Het cassatieberoep berust op één middel dat, als ik goed zie, drie klachten bevat. De klachten kunnen naar mijn oordeel niet tot cassatie leiden en nopen niet tot beantwoording van rechtsvragen in het belang van de rechtseenheid of de rechtsontwikkeling, zodat het cassatieberoep zich leent voor verwerping met toepassing van art. 81 RO. De zaak komt daarom in aanmerking voor een verkorte conclusie.
3.
De eerste klacht (cassatierekest onder 4.2) houdt in dat het hof niet heeft onderkend dat [verzoeker] in aanmerking komt voor een loonvervangende uitkering, zodat — anders dan het hof heeft geoordeeld — geen sprake kan zijn van de situatie dat [verzoeker]s bestaande schuldeisers benadeeld, geen gehoudenheid voor [verzoeker]s bestaat om elders op de arbeidsmarkt zijn verdiencapaciteiten te benutten, en er ook geen sprake van is dat [verzoeker] zijn informatieverplichting niet naar behoren is nagekomen.
4.
De klacht faalt omdat zij berust op een ontoelaatbaar feitelijk novum in cassatie. Uit de gedingstukken blijkt niet (het middel noemt ook geen vindplaatsen) dat [verzoeker] in feitelijke instantie heeft aangevoerd dat hij in aanmerking komt voor een loonvervangende uitkering.
5.
De tweede klacht (cassatierekest onder 4.3) keert zich tegen het oordeel van het hof — in r.o. 3.7 — dat niet aannemelijk is dat [verzoeker] de boedelachterstand ongedaan zou kunnen maken.
6.
De strekking van de klacht is mij niet geheel duidelijk geworden. Voor zover de klacht wil betogen dat het gewraakte oordeel van het hof onbegrijpelijk is, nu — zoals het hof heeft overwogen — niet vaststaat hoe hoog de boedelachterstand is, faalt de klacht omdat zij berust op een onjuiste lezing van het bestreden arrest.

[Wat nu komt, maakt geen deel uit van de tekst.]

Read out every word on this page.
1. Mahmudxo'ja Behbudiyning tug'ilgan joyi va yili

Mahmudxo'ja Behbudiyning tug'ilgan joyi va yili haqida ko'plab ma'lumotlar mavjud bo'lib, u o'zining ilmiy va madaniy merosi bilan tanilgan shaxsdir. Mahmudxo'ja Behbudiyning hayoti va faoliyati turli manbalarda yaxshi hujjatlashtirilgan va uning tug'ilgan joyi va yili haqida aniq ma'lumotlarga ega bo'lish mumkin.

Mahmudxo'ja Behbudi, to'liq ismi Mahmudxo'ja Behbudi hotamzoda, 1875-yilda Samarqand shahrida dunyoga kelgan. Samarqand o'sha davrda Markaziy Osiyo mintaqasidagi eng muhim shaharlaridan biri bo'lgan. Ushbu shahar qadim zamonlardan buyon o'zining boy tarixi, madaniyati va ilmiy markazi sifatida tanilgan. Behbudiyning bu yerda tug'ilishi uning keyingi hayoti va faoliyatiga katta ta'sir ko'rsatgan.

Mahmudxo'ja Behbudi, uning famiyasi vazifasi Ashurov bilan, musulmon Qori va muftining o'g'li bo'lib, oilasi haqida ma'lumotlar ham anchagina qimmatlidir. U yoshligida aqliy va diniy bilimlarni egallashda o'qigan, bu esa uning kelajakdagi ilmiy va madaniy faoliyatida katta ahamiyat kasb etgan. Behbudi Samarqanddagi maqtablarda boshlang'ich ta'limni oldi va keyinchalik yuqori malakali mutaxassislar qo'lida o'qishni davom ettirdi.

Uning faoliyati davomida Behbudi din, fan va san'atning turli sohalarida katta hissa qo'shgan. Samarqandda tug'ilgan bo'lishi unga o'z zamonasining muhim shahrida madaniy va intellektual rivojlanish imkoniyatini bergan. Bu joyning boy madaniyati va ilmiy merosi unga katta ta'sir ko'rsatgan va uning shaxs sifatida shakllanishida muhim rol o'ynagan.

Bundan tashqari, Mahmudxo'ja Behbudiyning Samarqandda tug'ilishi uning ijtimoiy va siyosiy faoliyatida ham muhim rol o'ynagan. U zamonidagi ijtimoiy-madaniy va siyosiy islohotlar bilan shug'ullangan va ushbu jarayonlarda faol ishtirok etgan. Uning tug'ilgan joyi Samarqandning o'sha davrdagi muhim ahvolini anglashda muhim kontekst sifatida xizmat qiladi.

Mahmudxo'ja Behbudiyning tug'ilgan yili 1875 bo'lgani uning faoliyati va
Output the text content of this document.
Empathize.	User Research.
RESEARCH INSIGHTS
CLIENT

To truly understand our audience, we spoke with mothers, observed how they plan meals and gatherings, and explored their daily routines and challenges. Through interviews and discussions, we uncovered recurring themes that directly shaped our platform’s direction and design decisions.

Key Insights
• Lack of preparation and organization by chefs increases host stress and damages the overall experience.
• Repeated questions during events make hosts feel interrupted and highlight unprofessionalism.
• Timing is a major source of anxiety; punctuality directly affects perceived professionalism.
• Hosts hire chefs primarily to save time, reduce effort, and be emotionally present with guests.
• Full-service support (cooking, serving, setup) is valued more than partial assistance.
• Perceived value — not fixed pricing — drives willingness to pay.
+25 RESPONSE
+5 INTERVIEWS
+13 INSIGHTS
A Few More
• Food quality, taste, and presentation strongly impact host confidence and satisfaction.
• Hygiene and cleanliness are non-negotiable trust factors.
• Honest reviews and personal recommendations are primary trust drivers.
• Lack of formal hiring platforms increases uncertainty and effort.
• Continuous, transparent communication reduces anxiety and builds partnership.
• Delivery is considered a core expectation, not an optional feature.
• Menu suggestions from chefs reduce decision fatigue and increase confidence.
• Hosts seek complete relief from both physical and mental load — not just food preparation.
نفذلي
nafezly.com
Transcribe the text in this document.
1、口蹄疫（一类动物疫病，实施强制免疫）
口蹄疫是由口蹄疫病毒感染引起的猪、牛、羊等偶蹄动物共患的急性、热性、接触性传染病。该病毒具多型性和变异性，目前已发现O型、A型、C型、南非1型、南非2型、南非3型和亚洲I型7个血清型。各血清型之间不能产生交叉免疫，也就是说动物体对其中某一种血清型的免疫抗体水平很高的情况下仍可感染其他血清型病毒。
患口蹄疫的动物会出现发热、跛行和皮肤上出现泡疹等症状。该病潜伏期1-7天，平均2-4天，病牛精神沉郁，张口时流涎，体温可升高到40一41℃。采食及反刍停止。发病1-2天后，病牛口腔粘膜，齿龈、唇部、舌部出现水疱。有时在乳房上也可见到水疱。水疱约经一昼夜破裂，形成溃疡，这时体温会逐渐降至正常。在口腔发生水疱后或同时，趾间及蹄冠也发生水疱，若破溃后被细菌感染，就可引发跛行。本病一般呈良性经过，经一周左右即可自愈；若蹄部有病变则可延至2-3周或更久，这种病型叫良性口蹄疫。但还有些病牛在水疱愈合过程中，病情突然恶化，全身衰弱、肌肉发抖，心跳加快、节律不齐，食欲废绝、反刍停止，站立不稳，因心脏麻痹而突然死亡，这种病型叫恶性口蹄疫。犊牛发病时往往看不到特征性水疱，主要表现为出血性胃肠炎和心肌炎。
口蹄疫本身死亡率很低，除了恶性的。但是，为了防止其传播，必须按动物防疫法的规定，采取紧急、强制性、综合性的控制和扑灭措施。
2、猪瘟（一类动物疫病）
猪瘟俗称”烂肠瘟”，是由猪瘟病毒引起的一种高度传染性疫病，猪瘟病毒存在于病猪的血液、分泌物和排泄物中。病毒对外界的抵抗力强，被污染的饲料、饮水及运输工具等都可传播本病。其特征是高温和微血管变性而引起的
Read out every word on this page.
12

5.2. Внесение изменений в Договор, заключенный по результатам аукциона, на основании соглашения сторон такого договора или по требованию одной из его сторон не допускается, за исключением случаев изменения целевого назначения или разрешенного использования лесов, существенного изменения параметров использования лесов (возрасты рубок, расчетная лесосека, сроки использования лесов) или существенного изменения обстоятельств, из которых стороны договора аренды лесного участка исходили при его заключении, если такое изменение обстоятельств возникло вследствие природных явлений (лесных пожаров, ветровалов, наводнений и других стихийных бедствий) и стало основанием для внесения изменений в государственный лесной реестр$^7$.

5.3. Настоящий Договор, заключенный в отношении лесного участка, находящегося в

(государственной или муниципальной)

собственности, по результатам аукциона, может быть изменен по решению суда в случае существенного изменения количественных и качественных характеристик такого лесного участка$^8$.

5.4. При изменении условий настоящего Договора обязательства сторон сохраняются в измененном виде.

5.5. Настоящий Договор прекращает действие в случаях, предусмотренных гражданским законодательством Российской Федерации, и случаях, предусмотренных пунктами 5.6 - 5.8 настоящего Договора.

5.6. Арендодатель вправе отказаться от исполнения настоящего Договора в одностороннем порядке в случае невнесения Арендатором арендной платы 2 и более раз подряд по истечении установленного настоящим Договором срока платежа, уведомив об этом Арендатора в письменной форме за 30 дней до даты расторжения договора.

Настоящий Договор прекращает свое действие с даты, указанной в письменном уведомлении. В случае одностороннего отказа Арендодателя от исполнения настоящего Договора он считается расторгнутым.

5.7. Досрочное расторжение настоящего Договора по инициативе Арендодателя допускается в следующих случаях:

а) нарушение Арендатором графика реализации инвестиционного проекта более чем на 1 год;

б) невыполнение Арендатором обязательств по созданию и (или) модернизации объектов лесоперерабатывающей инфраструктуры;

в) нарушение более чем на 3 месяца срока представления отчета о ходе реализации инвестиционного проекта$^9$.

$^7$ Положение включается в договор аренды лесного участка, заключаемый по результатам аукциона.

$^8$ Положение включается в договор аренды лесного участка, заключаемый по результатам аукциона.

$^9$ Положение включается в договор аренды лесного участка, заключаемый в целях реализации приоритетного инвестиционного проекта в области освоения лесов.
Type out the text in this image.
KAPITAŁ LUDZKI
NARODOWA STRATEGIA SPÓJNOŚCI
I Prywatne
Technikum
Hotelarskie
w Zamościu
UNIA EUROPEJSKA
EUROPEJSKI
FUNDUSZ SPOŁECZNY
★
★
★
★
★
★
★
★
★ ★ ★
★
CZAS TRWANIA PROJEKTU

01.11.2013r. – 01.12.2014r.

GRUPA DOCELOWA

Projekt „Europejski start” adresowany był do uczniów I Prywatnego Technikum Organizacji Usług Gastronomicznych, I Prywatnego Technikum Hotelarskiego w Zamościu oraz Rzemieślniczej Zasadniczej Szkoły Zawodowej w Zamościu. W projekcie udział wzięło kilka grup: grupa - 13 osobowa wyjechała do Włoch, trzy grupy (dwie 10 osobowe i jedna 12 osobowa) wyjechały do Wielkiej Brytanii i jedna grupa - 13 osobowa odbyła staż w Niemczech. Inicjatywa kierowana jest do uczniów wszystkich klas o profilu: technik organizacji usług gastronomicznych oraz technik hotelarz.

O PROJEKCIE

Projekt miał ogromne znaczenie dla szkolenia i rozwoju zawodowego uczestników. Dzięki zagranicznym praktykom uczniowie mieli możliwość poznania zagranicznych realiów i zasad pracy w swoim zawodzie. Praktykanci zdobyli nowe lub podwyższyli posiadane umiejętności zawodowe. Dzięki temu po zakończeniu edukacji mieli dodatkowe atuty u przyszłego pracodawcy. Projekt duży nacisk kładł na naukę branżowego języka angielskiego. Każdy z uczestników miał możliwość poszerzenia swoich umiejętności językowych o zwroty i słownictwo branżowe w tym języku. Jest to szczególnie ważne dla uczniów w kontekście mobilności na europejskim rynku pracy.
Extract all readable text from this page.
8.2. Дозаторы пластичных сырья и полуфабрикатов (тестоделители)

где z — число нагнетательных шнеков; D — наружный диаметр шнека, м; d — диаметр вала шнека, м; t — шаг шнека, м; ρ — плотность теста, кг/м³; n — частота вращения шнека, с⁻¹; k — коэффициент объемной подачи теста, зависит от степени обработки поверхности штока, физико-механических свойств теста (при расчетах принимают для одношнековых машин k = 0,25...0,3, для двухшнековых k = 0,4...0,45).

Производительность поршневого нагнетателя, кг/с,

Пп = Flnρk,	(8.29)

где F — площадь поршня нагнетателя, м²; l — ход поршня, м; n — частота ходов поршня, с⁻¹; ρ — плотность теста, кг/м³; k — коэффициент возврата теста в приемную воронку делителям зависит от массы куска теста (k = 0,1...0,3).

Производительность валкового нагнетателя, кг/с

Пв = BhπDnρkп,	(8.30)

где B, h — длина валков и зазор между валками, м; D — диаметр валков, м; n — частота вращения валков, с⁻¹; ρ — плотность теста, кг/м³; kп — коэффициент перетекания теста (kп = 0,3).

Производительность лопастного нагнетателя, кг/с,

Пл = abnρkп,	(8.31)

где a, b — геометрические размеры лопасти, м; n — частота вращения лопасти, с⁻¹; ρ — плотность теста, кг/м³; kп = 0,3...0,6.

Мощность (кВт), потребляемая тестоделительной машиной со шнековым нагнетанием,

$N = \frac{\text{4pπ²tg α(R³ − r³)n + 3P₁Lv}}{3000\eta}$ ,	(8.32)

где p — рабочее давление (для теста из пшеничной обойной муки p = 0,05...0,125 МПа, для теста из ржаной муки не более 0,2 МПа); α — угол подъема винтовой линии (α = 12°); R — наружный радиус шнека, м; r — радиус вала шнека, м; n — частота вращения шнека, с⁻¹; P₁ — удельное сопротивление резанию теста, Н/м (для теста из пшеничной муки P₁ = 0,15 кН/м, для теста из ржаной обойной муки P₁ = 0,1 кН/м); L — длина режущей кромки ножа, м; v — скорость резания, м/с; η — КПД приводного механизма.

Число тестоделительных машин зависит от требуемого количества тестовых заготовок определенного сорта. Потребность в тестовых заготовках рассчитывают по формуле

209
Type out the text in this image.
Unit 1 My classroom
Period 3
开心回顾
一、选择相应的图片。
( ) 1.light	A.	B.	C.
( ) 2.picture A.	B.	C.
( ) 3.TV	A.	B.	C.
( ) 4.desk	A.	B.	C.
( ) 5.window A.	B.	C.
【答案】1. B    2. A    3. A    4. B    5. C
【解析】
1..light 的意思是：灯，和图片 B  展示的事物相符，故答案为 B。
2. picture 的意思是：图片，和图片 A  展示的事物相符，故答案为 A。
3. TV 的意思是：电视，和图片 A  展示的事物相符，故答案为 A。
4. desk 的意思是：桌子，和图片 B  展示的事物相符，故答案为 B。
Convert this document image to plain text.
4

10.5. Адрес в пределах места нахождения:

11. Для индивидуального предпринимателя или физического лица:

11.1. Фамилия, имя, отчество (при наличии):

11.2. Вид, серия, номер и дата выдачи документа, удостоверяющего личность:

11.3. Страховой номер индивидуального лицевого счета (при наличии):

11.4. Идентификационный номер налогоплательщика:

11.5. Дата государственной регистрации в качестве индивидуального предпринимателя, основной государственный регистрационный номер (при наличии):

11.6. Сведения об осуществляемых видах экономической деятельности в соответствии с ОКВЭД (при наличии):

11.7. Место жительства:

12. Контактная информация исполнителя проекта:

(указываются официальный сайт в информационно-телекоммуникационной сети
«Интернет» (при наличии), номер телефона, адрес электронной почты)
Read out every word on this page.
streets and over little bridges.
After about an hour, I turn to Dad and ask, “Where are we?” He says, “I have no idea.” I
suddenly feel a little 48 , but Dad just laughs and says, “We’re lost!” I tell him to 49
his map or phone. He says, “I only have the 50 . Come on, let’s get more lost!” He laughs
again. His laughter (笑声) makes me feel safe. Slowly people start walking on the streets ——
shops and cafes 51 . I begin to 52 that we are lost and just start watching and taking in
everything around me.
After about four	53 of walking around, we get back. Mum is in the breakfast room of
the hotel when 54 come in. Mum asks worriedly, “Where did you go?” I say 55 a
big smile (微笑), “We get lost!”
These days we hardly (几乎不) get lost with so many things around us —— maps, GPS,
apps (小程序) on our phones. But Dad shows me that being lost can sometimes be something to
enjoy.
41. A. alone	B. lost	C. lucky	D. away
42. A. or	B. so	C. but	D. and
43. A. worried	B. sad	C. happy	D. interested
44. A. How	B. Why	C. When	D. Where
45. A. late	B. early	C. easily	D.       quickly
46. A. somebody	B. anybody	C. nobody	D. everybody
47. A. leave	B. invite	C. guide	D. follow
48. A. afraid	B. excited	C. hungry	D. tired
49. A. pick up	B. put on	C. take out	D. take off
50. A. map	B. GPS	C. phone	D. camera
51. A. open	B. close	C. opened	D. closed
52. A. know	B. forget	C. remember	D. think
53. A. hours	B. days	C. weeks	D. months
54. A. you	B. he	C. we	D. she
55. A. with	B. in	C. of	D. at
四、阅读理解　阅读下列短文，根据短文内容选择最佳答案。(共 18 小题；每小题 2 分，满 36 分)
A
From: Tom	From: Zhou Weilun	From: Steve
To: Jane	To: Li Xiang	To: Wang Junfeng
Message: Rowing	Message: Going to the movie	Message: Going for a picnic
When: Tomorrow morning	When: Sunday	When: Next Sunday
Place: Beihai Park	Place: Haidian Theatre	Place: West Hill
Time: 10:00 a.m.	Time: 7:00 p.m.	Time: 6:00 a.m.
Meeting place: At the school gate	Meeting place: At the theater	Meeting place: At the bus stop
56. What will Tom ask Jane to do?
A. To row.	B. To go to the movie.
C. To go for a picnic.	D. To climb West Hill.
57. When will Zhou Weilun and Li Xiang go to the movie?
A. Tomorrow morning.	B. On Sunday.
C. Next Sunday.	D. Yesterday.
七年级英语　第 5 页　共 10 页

Uit de eerste alinea van r.o. 3.7 blijkt dat het hof kennelijk ervan is uitgegaan dat de boedelachterstand, ook al staat niet exact vast hoe hoog deze werkelijk is, ten tijde van het wijzen van het arrest ruim Euro 5.500,- bedroeg.
7.
De derde klacht (cassatierekest onder 4.4.) verwijt het hof in r.o. 3.5 geen recht te hebben gedaan aan de situatie en het belang van [verzoeker] door hem niet meer tijd te gunnen voor het aantrekken van middelen ten behoeve van de handelsonderneming waarvoor [verzoeker] werkzaam is en het verzoek van [verzoeker] tot aanhouding van de behandeling van de zaak af te wijzen.
8.
De klacht faalt omdat het oordeel omtrent de vraag of voldoende klemmende redenen aanwezig zijn om de behandeling van de zaak aan te houden, is voorbehouden aan de rechter die over de feiten oordeelt, en de in de slotalinea van r.o. 3.5 gegeven motivering op grond waarvan het hof het verzoek van [verzoeker] heeft afgewezen geenszins onbegrijpelijk is.
De conclusie strekt tot verwerping van het beroep met toepassing van art. 81 RO.